As expected, a few hours into our spiked Earl Greys, our clothes came off and I was offering Errol a dish of condoms as if they were candy. Not as expected, he froze. He just stared at the condoms with a mixture of no comprendo and yikes, like they were exotic currency.
"Surely, dude, you don't think we're, like, not going to use protection?" I finally said, in my best Sarah-Lawrence-ese. We all had cultivated voices to channel early Audrey Hepburn with a touch of Riot Grrrl.

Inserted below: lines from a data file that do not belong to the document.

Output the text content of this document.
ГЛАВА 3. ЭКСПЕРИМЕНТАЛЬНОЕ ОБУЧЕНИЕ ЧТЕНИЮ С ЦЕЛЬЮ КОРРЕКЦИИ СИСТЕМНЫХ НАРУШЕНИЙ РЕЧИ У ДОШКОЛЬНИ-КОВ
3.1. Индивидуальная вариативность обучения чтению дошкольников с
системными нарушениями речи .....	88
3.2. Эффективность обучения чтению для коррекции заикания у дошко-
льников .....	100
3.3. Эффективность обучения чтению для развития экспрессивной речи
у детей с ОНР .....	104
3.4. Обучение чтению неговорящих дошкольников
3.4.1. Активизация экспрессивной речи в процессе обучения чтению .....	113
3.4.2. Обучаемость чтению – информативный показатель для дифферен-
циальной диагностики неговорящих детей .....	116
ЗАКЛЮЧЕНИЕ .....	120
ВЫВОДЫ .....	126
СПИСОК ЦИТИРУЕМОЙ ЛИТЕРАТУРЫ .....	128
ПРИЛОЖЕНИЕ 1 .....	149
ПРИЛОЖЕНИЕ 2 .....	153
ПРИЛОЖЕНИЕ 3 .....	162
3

"No need," he said with rehearsed confidence.
I put the condoms away, and we continued with a long session of all acts that end in the word "job." Afterward, I asked him what the hell had happened.
"Oh, it's just that," he paused as if thinking just how to put it, "you know, I don't do," pausing again, this time with a devilish grin as if he were about to utter something sexy, "It."
Errol was not celibate, not asexual, not gay. He was just not into It. Why? I had to know. He gave me a long lecture about how biological sex was anti-progress, that it was embarrassing to imagine all simpleton earthlings doing It for the sake of It, that it was commercial, pedestrian, perfunctory. "I'll leave it to the one day I really find it imperative to," he said, pausing to wrinkle his nose in deep disgust, "baby-make."
I found myself nodding, mesmerized. Sexual intercourse was for fucking babymakers! It was 1996 in the avant-garde-lite academy of Sarah Lawrence — of course this reasoning would appeal to any grunge-era-matriculated feminist. This was what "experimenting" in college was all about. No sex was the new sex!
Errol and I formed a cult of sexual pioneers — he the leader, I the lone disciple. Errol became an evangelist of outercourse, constantly scheming new ways and new places to come: hands, mouth, sheets, toys, the odd piece of fruit, basically anything other than vaginal walls. Every session was a triumphant fist-in-the-air moment for the movement.
News of our anti-activities spread. The Straight Girls and Lesbians worshipped Errol for having the ingenuity to keep penetration out of the equation. Straight Guys and Lesbians adored me for being so open-minded and acquiescent, like a magician's lovely assistant who volunteers to get cut up in a coffin over and over.
We kept the campus rumor mill fed with our loud orgasms in the library video rooms, the artillery of sex toys poking out of our bags, our German porn videos tucked under our armpits in place of theory textbooks. Errol and I would sometimes perform demonstrations of preferred foreplay — for instance, eyeball-licking. Highly erogenous! Errol would proclaim, breaking it down:
Step One: Tilt receiver's head and hold.
Two: Breathe on their face. This is sexy.
Three: Have them open eyes wide — no blinking.
Four: Since that's often not possible, force their eyelids open.
Five: Collect saliva around own tongue, not to soak but to lube.
Six: Withdraw tongue in firm form. No Gene Simmons knife-tongue, but not the soggy-nugget dip, either — a solid, resolute tongue ready for some eyeball. Very sexy.
Seven: Descend lightly upon middle of eyeball. Go forward lightly, then go back in two strokes.
I’d groan ecstatically, mmmmm incredible, hon, before a breathless crowd, and I’d actually feel something like turned on. Well, charged, at least, like static-ridden-laundry. For a semester, we were the future.
And when the immediate future snuck up on us — summer break — we accepted our separation calmly. Marathon phone-sextravaganza! Errol offered optimistically. No contact, no problem!